Australian employers seem to be having a change of heart when it comes to hiring older workers.

While age discrimination has been identified as a major threat to sustained economic growth, 93 per cent of respondents to our last Beilby Rewards survey said they would be willing to hire employees over the age of 55. However, one in three employers admitted to having overlooked mature age job applicants in the past.

Figures released this month by the Australian Productivity Commission show that Australia’s population is aging faster than predicted. By the early 2020s, more people are expected to retire from the labour force than will join it. Within 40 years, approximately double the number of people, or 25 per cent of the population, will be aged 65 and over.

In the past five years, skill shortages and an aging population have encouraged employers to challenge entrenched stereotypes in they same way they did decades ago when women demanded greater participation in the workforce.
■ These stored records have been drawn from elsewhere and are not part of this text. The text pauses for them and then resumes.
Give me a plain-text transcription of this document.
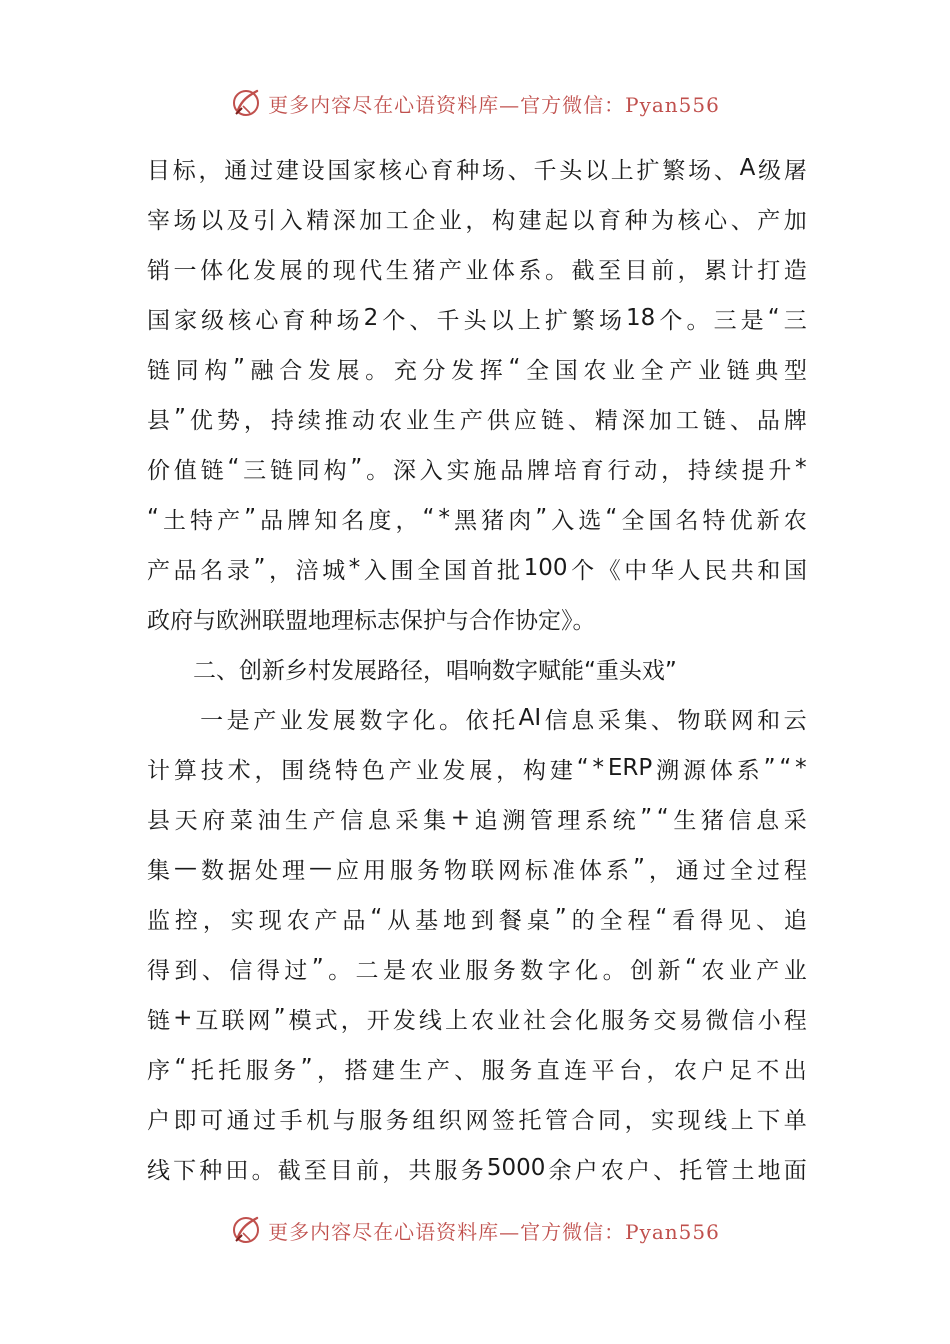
更多内容尽在心语资料库—官方微信：Pyan556
目 标 ， 通 过 建 设 国 家 核 心 育 种 场 、 千 头 以 上 扩 繁 场 、 A 级 屠
宰 场 以 及 引 入 精 深 加 工 企 业 ， 构 建 起 以 育 种 为 核 心 、 产 加
销 一 体 化 发 展 的 现 代 生 猪 产 业 体 系 。 截 至 目 前 ， 累 计 打 造
国 家 级 核 心 育 种 场 2 个 、 千 头 以 上 扩 繁 场 18 个 。 三 是 “ 三
链 同 构 ” 融 合 发 展 。 充 分 发 挥 “ 全 国 农 业 全 产 业 链 典 型
县 ” 优 势 ， 持 续 推 动 农 业 生 产 供 应 链 、 精 深 加 工 链 、 品 牌
价 值 链 “ 三 链 同 构 ” 。 深 入 实 施 品 牌 培 育 行 动 ， 持 续 提 升 *
“ 土 特 产 ” 品 牌 知 名 度 ， “ * 黑 猪 肉 ” 入 选 “ 全 国 名 特 优 新 农
产 品 名 录 ” ， 涪 城 * 入 围 全 国 首 批 100 个 《 中 华 人 民 共 和 国
政府与欧洲联盟地理标志保护与合作协定》。
　　二、创新乡村发展路径，唱响数字赋能“重头戏”

一 是 产 业 发 展 数 字 化 。 依 托 AI 信 息 采 集 、 物 联 网 和 云
计 算 技 术 ， 围 绕 特 色 产 业 发 展 ， 构 建 “ * ERP 溯 源 体 系 ” “ *
县 天 府 菜 油 生 产 信 息 采 集 + 追 溯 管 理 系 统 ” “ 生 猪 信 息 采
集 — 数 据 处 理 — 应 用 服 务 物 联 网 标 准 体 系 ” ， 通 过 全 过 程
监 控 ， 实 现 农 产 品 “ 从 基 地 到 餐 桌 ” 的 全 程 “ 看 得 见 、 追
得 到 、 信 得 过 ” 。 二 是 农 业 服 务 数 字 化 。 创 新 “ 农 业 产 业
链 + 互 联 网 ” 模 式 ， 开 发 线 上 农 业 社 会 化 服 务 交 易 微 信 小 程
序 “ 托 托 服 务 ” ， 搭 建 生 产 、 服 务 直 连 平 台 ， 农 户 足 不 出
户 即 可 通 过 手 机 与 服 务 组 织 网 签 托 管 合 同 ， 实 现 线 上 下 单
线 下 种 田 。 截 至 目 前 ， 共 服 务 5000 余 户 农 户 、 托 管 土 地 面
更多内容尽在心语资料库—官方微信：Pyan556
Negative perceptions of older workers range from a view that they are behind the times in their profession, are less motivated, more conservative, unwilling to be re-trained or unable to cope with new technology and computers. Further, detractors claim mature-age employees are usually risk averse, resistant to change, less creative and have higher rates of absenteeism.

The belief that workplace performance declines substantially with increasing age is largely unsupported by research evidence. It is also unsupported by most Beilby Rewards members, 74 per cent of whom said they believed mature workers were just as productive as other staff, with 21 per cent saying older workers were more productive and only 5 per cent reporting them to be less productive than their younger colleagues.

Negative stereotypes about older workers effectively deny organisations access to a potentially valuable resource. The performance of skilled and semi-skilled employees has been shown to peak in their late 30s and early 40s, declining only gradually afterwards, with the effect that the productivity of workers over the age of 50 often outstrips the performance of workers under the age of 30. This is particularly true for jobs that involve a substantial amount of training and experience.

When asked if they had ever actively encouraged a mature worker to stay on in the company rather than retire it was a line ball decision for Rewards survey respondents, 52% of whom said yes and 48% said no.